Alternate name: Ashleaf Maple
Family: Aceraceae, Maple view all from this family
Description A small, usually fast-growing and fairly short-lived tree. Shoots green, with a whitish to pink or violet waxy coating when young. Branches smooth, brittle, and retain a fresh green colour rather than forming a bark of dead, protective tissue. Bark pale gray to light brown, deeply cleft into broad ridges, and scaly. Leaves light green, turning yellow or red during fall, pinnately compound, three to seven leaflets. Leaflets 5–10 cm. long and 3–7 cm. wide, margins slightly serrated. Flowers small, on drooping racemes 10–20 cm. long. Seeds paired samaras, each slender, 1–2 cm. long, with a 2–3 cm. curved wing.
Dimensions Height: 9-18 m. (30-60 ft.)
Diameter: 0.8 m. (2 1/2 ft.).
Habitat Canyons & valleys, Cities, suburbs & towns, Fields, Watersides (fresh).
Range Northwest, Southeast, Great Lakes, Texas, Rocky Mountains, Western Canada, Plains, Southwest, New England, California, Mid-Atlantic, Florida.
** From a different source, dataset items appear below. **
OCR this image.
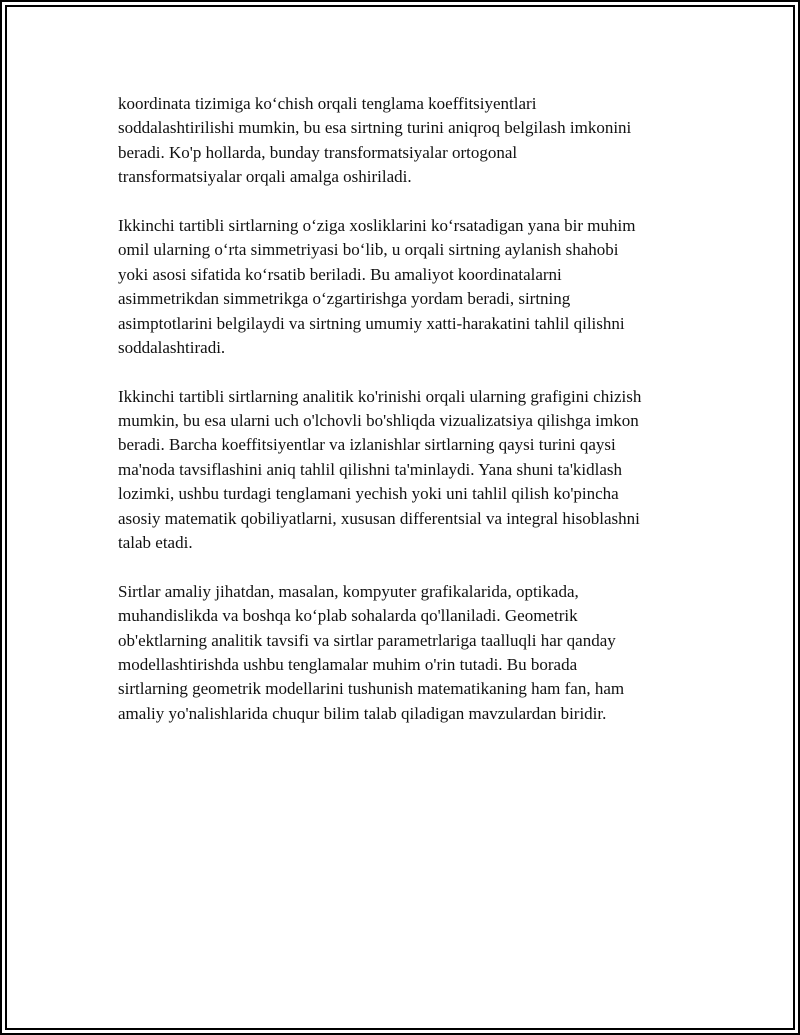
koordinata tizimiga ko‘chish orqali tenglama koeffitsiyentlari
soddalashtirilishi mumkin, bu esa sirtning turini aniqroq belgilash imkonini
beradi. Ko'p hollarda, bunday transformatsiyalar ortogonal
transformatsiyalar orqali amalga oshiriladi.

Ikkinchi tartibli sirtlarning o‘ziga xosliklarini ko‘rsatadigan yana bir muhim
omil ularning o‘rta simmetriyasi bo‘lib, u orqali sirtning aylanish shahobi
yoki asosi sifatida ko‘rsatib beriladi. Bu amaliyot koordinatalarni
asimmetrikdan simmetrikga o‘zgartirishga yordam beradi, sirtning
asimptotlarini belgilaydi va sirtning umumiy xatti-harakatini tahlil qilishni
soddalashtiradi.

Ikkinchi tartibli sirtlarning analitik ko'rinishi orqali ularning grafigini chizish
mumkin, bu esa ularni uch o'lchovli bo'shliqda vizualizatsiya qilishga imkon
beradi. Barcha koeffitsiyentlar va izlanishlar sirtlarning qaysi turini qaysi
ma'noda tavsiflashini aniq tahlil qilishni ta'minlaydi. Yana shuni ta'kidlash
lozimki, ushbu turdagi tenglamani yechish yoki uni tahlil qilish ko'pincha
asosiy matematik qobiliyatlarni, xususan differentsial va integral hisoblashni
talab etadi.

Sirtlar amaliy jihatdan, masalan, kompyuter grafikalarida, optikada,
muhandislikda va boshqa ko‘plab sohalarda qo'llaniladi. Geometrik
ob'ektlarning analitik tavsifi va sirtlar parametrlariga taalluqli har qanday
modellashtirishda ushbu tenglamalar muhim o'rin tutadi. Bu borada
sirtlarning geometrik modellarini tushunish matematikaning ham fan, ham
amaliy yo'nalishlarida chuqur bilim talab qiladigan mavzulardan biridir.
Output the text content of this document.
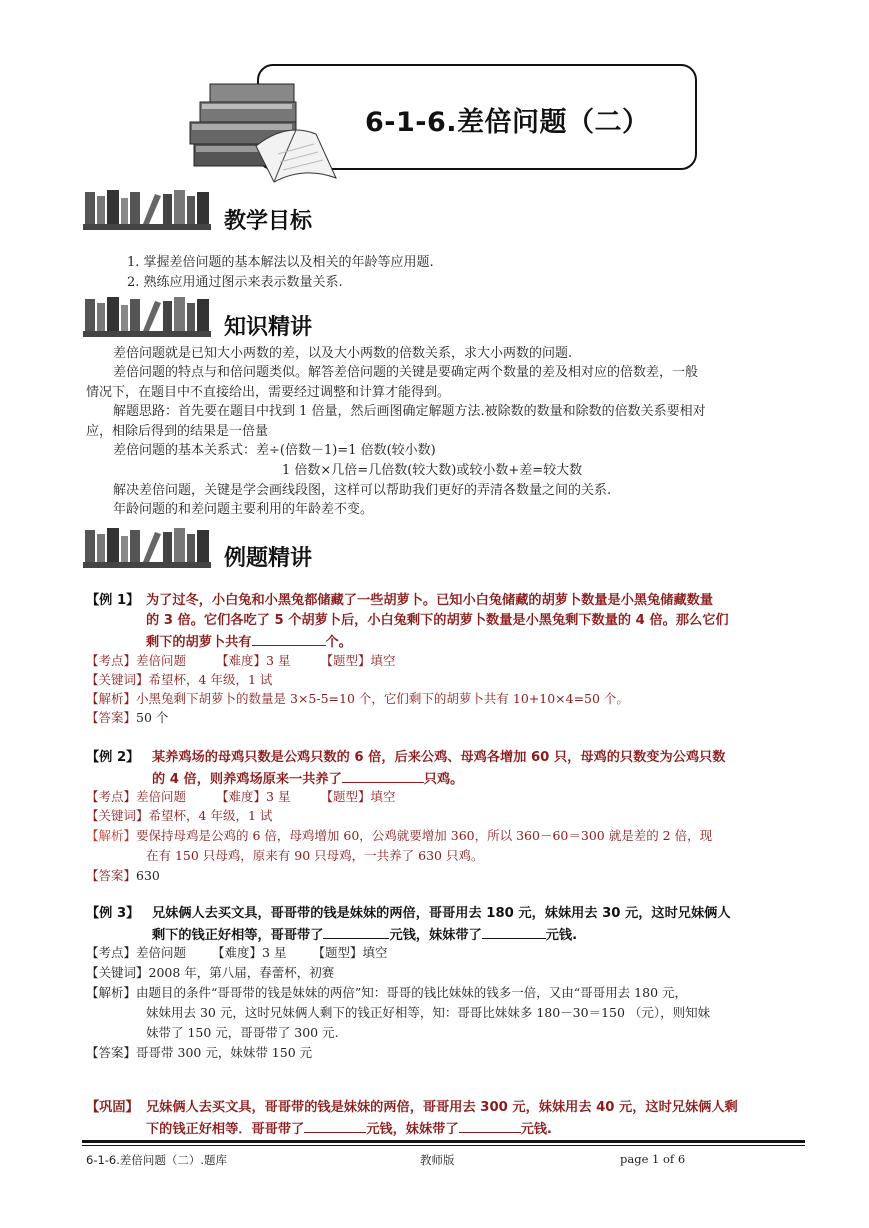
6-1-6.差倍问题（二）
教学目标
1. 掌握差倍问题的基本解法以及相关的年龄等应用题.
2. 熟练应用通过图示来表示数量关系.
知识精讲
差倍问题就是已知大小两数的差，以及大小两数的倍数关系，求大小两数的问题.
差倍问题的特点与和倍问题类似。解答差倍问题的关键是要确定两个数量的差及相对应的倍数差，一般
情况下，在题目中不直接给出，需要经过调整和计算才能得到。
解题思路：首先要在题目中找到 1 倍量，然后画图确定解题方法.被除数的数量和除数的倍数关系要相对
应，相除后得到的结果是一倍量
差倍问题的基本关系式：差÷(倍数－1)=1 倍数(较小数)
1 倍数×几倍=几倍数(较大数)或较小数+差=较大数
解决差倍问题，关键是学会画线段图，这样可以帮助我们更好的弄清各数量之间的关系.
年龄问题的和差问题主要利用的年龄差不变。
例题精讲
【例 1】 为了过冬，小白兔和小黑兔都储藏了一些胡萝卜。已知小白兔储藏的胡萝卜数量是小黑兔储藏数量
的 3 倍。它们各吃了 5 个胡萝卜后，小白兔剩下的胡萝卜数量是小黑兔剩下数量的 4 倍。那么它们
剩下的胡萝卜共有	个。
【考点】差倍问题 【难度】3 星 【题型】填空
【关键词】希望杯，4 年级，1 试
【解析】小黑兔剩下胡萝卜的数量是 3×5-5=10 个，它们剩下的胡萝卜共有 10+10×4=50 个。
【答案】50 个
【例 2】 某养鸡场的母鸡只数是公鸡只数的 6 倍，后来公鸡、母鸡各增加 60 只，母鸡的只数变为公鸡只数
的 4 倍，则养鸡场原来一共养了	只鸡。
【考点】差倍问题 【难度】3 星 【题型】填空
【关键词】希望杯，4 年级，1 试
【解析】要保持母鸡是公鸡的 6 倍，母鸡增加 60，公鸡就要增加 360，所以 360－60＝300 就是差的 2 倍，现
在有 150 只母鸡，原来有 90 只母鸡，一共养了 630 只鸡。
【答案】630
【例 3】 兄妹俩人去买文具，哥哥带的钱是妹妹的两倍，哥哥用去 180 元，妹妹用去 30 元，这时兄妹俩人
剩下的钱正好相等，哥哥带了	元钱，妹妹带了	元钱.
【考点】差倍问题 【难度】3 星 【题型】填空
【关键词】2008 年，第八届，春蕾杯，初赛
【解析】由题目的条件“哥哥带的钱是妹妹的两倍”知：哥哥的钱比妹妹的钱多一倍，又由“哥哥用去 180 元，
妹妹用去 30 元，这时兄妹俩人剩下的钱正好相等，知：哥哥比妹妹多 180－30＝150 （元），则知妹
妹带了 150 元，哥哥带了 300 元.
【答案】哥哥带 300 元，妹妹带 150 元
【巩固】 兄妹俩人去买文具，哥哥带的钱是妹妹的两倍，哥哥用去 300 元，妹妹用去 40 元，这时兄妹俩人剩
下的钱正好相等．哥哥带了	元钱，妹妹带了	元钱.
6-1-6.差倍问题（二）.题库	教师版	page 1 of 6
Discussion Often has several trunks and can form impenetrable thickets. Simple leaves occasionally present; technically, these are single-leaflet compound leaves. Although some other maples have trifoliate leaves, only A. negundo regularly displays more than three leaflets.
Commercial use for decorative applications; turned items, bowls, stem-ware, pens. Primarily burl wood and injured wood, which develops a red stain.
Comments In the Rocky Mt. area, A. negundo var. interior is native. Var. negundo is apparently introduced in the Pacific Northwest. The species is a rapid grower, tolerant of city conditions, subject to wind and ice damage, and relatively short-lived. A well-grown box elder can make an attractive, drought-tolerant shade tree.
Exposure Preference Sun.
Native Distribution Maine to Manitoba, s. to n. Florida & e. Texas; also n. California to Colorado, s. to s. Mexico
Site Preference Moist woods; stream banks; floodplains
Soil Preference Variable.
Wildlife Value Winged fruit attracts birds and squirrels.